New Columbus Policy Aims To Decrease Non-Violent Arrests, Jail Population
City Attorney Zach Klein announced a new policy to decrease arrests for warrants stemming from non-violent offenses on Thursday.
Defendants with non-violent misdemeanors will no longer be arrested on their outstanding warrants. Instead they’ll receive a second summons to appear in front of a judge.
“We have been called to fundamentally rethink our criminal justice system – through big, systemic reforms and in day-to-day changes,” Klein wrote in an emailed statement. “This policy will make a real impact on our system and reduce the number of non-violent people we’re unnecessarily arresting."
The initiative was prompted by concerns about jail capacity during the coronavirus pandemic, and the city attorney’s office says it is now a permanent policy.
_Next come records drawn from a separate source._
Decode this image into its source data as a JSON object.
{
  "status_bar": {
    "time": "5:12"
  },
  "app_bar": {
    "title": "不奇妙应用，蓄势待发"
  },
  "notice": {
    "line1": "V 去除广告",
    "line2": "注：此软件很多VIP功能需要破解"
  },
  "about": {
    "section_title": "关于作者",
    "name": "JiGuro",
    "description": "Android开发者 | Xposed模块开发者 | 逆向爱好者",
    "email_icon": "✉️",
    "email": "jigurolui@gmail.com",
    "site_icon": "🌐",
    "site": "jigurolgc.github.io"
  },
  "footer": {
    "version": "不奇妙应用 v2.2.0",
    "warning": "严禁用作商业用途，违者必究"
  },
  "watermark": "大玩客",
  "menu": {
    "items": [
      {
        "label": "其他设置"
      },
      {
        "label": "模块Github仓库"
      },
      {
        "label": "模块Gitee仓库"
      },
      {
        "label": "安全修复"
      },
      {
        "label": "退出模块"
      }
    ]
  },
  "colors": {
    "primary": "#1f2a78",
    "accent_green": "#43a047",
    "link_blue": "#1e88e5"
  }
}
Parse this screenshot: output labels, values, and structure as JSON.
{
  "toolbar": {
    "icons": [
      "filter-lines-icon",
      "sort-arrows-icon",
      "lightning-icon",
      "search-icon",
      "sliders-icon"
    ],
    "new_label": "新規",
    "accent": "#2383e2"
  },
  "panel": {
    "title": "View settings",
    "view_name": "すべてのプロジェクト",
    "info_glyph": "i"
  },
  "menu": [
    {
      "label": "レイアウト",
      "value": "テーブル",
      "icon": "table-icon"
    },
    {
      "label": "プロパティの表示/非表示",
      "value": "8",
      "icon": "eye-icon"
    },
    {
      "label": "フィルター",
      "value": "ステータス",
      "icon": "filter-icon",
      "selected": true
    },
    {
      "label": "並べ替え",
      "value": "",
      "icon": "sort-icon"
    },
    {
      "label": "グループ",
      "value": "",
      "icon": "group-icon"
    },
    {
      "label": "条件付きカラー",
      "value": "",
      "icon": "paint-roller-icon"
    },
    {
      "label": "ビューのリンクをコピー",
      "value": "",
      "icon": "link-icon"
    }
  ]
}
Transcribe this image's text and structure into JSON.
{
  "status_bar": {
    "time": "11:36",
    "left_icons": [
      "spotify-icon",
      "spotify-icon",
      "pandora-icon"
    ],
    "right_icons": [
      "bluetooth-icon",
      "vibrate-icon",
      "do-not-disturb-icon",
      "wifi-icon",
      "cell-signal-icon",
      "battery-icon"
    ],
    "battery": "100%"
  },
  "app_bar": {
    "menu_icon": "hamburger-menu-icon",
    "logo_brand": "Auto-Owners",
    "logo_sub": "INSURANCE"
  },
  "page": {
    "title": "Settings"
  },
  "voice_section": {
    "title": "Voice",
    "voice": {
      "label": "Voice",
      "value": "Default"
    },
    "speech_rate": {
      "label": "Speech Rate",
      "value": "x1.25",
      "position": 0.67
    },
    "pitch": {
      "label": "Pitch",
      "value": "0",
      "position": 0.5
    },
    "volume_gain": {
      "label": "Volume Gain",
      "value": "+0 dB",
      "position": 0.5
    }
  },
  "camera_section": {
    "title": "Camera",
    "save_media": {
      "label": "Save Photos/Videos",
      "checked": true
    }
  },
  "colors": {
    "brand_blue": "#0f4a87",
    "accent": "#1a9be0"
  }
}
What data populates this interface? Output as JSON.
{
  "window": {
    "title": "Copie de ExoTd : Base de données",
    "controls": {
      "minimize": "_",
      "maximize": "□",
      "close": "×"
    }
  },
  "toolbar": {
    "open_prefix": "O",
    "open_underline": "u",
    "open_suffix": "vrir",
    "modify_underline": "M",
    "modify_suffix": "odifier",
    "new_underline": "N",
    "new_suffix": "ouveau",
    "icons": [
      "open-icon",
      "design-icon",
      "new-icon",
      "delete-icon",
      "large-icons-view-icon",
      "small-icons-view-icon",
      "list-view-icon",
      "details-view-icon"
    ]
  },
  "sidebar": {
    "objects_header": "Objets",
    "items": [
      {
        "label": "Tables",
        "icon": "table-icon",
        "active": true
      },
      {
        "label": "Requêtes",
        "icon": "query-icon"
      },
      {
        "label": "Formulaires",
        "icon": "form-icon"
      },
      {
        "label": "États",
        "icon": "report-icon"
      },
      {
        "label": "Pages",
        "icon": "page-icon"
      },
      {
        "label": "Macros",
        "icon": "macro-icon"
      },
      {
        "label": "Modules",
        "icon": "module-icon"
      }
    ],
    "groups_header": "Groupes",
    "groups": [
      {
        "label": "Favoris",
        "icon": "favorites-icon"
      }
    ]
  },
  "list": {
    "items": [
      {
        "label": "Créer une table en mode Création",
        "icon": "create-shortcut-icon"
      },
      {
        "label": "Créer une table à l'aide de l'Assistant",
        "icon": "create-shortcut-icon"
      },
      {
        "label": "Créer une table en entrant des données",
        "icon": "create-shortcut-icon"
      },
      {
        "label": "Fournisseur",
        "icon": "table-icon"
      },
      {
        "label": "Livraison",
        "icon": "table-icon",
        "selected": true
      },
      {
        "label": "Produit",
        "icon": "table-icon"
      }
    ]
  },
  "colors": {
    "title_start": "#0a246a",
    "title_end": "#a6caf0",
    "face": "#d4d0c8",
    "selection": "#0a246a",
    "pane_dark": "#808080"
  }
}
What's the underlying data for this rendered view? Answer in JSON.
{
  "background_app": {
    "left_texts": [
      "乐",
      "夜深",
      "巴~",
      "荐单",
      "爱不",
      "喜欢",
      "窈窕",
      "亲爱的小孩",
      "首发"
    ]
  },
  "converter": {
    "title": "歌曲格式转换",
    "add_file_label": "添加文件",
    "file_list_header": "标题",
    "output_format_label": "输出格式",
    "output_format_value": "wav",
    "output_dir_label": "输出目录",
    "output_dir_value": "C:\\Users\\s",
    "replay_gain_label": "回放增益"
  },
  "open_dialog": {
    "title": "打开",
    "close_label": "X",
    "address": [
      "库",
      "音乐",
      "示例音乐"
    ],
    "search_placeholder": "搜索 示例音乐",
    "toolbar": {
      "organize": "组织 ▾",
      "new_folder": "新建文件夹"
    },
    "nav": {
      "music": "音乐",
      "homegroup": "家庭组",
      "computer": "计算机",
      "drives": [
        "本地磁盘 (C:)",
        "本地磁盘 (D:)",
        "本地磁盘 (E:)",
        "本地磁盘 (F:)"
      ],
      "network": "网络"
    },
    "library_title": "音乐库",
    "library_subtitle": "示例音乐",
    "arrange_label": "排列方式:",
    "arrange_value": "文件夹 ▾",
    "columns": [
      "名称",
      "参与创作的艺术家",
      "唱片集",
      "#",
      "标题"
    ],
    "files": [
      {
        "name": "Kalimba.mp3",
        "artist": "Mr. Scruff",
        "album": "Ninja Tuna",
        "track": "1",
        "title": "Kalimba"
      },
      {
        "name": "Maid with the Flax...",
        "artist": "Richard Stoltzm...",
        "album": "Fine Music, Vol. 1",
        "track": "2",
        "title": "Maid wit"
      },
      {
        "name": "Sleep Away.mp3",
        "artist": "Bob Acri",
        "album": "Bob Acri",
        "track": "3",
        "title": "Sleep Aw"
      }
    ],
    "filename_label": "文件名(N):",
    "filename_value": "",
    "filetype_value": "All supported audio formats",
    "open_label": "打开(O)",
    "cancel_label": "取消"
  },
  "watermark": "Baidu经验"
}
Klein says it will free up Columbus Police to focus on violent crime in the community, which has spiked recently. Since April 14, the Columbus Police have issued 234 summonses which otherwise would have been arrests.
Under the new policy Columbus Police officers will still be able to decide whether to provide a second summons based on the details of the case. If a defendant repeatedly fails to make their court date, a judge can recommend they not be eligible for a new summons.
Klein hopes the policy will prioritize jail space for violent offenders and save taxpayer money.